Moderate and thoughtful, Bridget is of two minds regarding the rebels’ determination to rid York of its supposedly evil ways. “I could not deny that a magistrate who suppressed vice did God’s work,” Bridget muses, but “some among the godly” took their reforms beyond what was prudent, by banning “harmless pastimes such as playing at bowls, which I quite enjoyed . . . .” Bridget opposes prostitution as much as the “hot gospellers” do, yet she does not share their hatred of both sin and sinner. She believes “the poverty in which the city’s whores lived and the humiliations they endured were punishment enough for their transgressions.”

Thomas provides a convincing look at what life must have been like in a conflicted English city while the nation was in the throes of civil war.

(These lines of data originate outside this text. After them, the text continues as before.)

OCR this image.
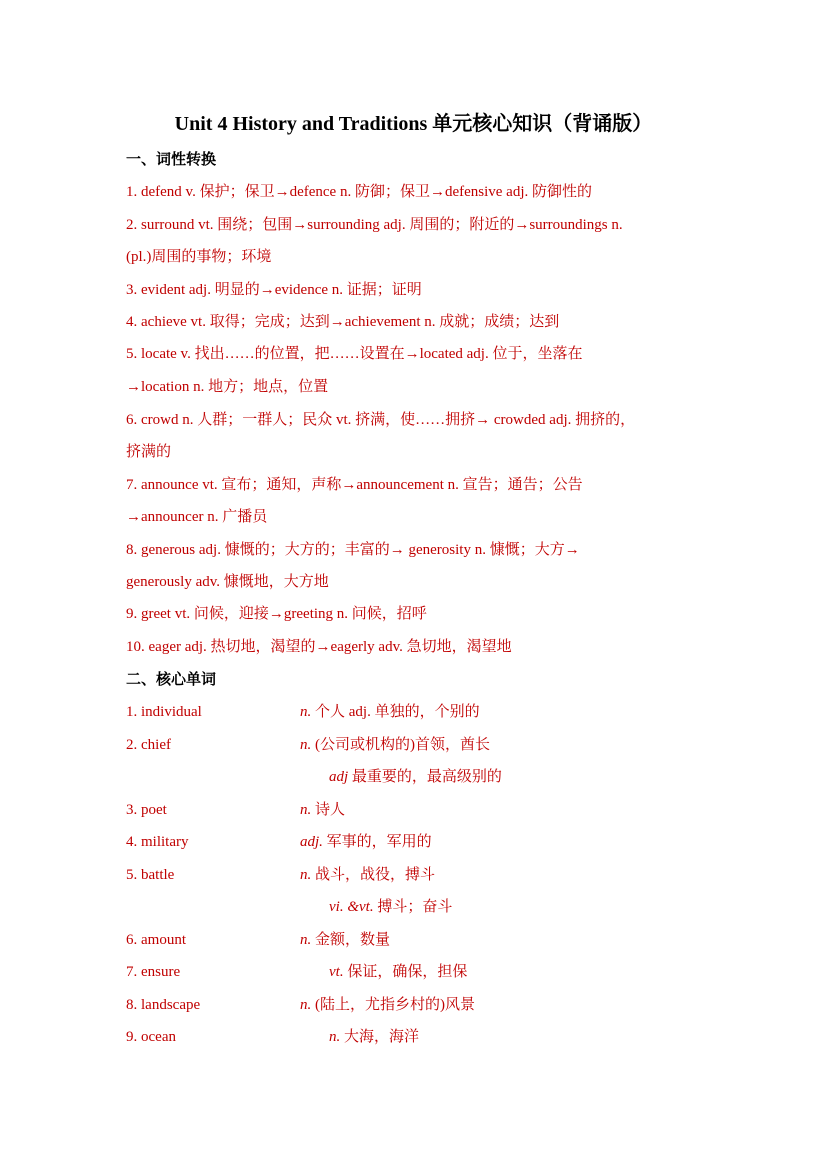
Unit 4 History and Traditions 单元核心知识（背诵版）
一、词性转换
1. defend v. 保护；保卫→defence n. 防御；保卫→defensive adj. 防御性的
2. surround vt. 围绕；包围→surrounding adj. 周围的；附近的→surroundings n.
(pl.)周围的事物；环境
3. evident adj. 明显的→evidence n. 证据；证明
4. achieve vt. 取得；完成；达到→achievement n. 成就；成绩；达到
5. locate v. 找出……的位置，把……设置在→located adj. 位于，坐落在
→location n. 地方；地点，位置
6. crowd n. 人群；一群人；民众 vt. 挤满，使……拥挤→ crowded adj. 拥挤的，
挤满的
7. announce vt. 宣布；通知，声称→announcement n. 宣告；通告；公告
→announcer n. 广播员
8. generous adj. 慷慨的；大方的；丰富的→ generosity n. 慷慨；大方→
generously adv. 慷慨地，大方地
9. greet vt. 问候，迎接→greeting n. 问候，招呼
10. eager adj. 热切地，渴望的→eagerly adv. 急切地，渴望地
二、核心单词
1. individual	n. 个人 adj. 单独的，个别的
2. chief	n. (公司或机构的)首领，酋长
adj 最重要的，最高级别的
3. poet	n. 诗人
4. military	adj. 军事的，军用的
5. battle	n. 战斗，战役，搏斗
vi. &vt. 搏斗；奋斗
6. amount	n. 金额，数量
7. ensure	vt. 保证，确保，担保
8. landscape	n. (陆上，尤指乡村的)风景
9. ocean	n. 大海，海洋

The Parliamentarians and their fanatical religious allies have “replaced the King’s priests with ministers who loved the sermon above all else and disdained the beauty of holiness,” Bridget tells us. The Puritans “stripped the cathedral of its silver candlesticks and destroyed the memorial to Thomas à Becket,” while also removing stained glass windows from another church in the city. A popular but half-mad zealot preaches fire and brimstone on street corners and forges alliances with the city's leaders.

The third book in this series, The Witch Hunter’s Tale, was published in January of this year. Set in York during the same time period, it opens in suitably dramatic fashion: “The crowd cried out for the witch’s blood, and the hangman obliged.” If it meets the high standards set by the first two entries, it promises to be another great read.